Orange juice is a surprisingly complex beverage. So complex that its molecular composition is used in beginning chemistry classes to exemplify how even the seemingly simplest things contain intricate chemical systems (and to illustrate that “all-natural” and “chemical-free” are nonsense marketing terms that should be banished from our lexicon).
Anyway. Orange juice has a lot going on, and it can vary greatly from brand to brand and glass to glass. Some OJs are light and sweet, some are tart, some taste bitter and flat. If you find yourself confronted with a glass of sub-par citrus juice, there is one thing you can to improve it instantly: shake the heck out of it.
I “discovered” the joys of shaken orange juice the first time I tried a Garibaldi cocktail, a mixture of aerated OJ and Campari (which, incidentally, is also very good when it’s all shook up). The air and agitation introduced in the process turned my lowly gas station juice into something that felt fresh and fancy. “This would probably be good on its own,” I thought, as I combined the OJ with booze.

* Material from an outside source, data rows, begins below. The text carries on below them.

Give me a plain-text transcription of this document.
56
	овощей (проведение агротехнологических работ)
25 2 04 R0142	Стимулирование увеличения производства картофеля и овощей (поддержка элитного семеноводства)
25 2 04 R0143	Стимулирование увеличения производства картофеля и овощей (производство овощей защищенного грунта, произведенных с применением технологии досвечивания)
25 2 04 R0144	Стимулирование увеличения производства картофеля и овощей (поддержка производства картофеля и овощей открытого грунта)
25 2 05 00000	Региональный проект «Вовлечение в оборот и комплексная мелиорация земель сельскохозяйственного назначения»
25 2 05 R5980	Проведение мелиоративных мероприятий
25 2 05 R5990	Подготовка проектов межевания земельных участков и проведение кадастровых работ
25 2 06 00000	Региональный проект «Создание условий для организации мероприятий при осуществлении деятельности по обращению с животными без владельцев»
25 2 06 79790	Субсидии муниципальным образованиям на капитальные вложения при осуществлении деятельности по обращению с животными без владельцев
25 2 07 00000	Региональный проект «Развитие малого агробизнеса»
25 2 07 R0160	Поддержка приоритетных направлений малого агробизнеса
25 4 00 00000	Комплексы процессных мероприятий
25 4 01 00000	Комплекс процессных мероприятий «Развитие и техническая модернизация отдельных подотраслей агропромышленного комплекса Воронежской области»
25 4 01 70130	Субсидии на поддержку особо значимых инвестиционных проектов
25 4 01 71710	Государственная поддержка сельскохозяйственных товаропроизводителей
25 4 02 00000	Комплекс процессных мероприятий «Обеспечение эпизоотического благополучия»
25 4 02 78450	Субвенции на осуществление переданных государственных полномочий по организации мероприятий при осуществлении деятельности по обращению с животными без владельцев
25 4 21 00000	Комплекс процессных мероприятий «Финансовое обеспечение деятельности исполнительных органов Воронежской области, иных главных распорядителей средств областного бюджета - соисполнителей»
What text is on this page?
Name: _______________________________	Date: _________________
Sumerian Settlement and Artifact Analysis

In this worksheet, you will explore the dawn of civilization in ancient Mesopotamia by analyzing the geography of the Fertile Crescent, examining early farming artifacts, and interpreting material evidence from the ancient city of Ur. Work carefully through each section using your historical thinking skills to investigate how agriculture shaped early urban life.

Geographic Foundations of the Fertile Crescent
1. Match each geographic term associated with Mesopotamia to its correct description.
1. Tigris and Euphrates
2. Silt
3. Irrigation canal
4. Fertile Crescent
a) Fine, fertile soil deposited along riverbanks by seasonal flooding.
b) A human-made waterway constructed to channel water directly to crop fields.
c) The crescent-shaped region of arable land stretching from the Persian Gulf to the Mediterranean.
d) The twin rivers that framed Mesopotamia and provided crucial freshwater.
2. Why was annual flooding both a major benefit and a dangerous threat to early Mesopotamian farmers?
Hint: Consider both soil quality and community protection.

Aerated OJ is very easy to “make.” Just pour it into a cocktail shaker — with some ice if you need to chill it, too — and shake it until it’s nice and fluffy. Doing so absolutely transforms the mouthfeel of the beverage. Suddenly, it’s lighter (obviously), and any unpleasant flavours are smoothed out, whether it was previously too bitter, too syrupy, or too acidic.
You can use any old cocktail shaker (or blender bottle) to do the job, or you can fluff up a whole bunch at once using a blender. Shake or blend until it looks a little lighter in colour — a nice little OJ cloud should appear on top. Then pour into glasses and enjoy, Campari optional.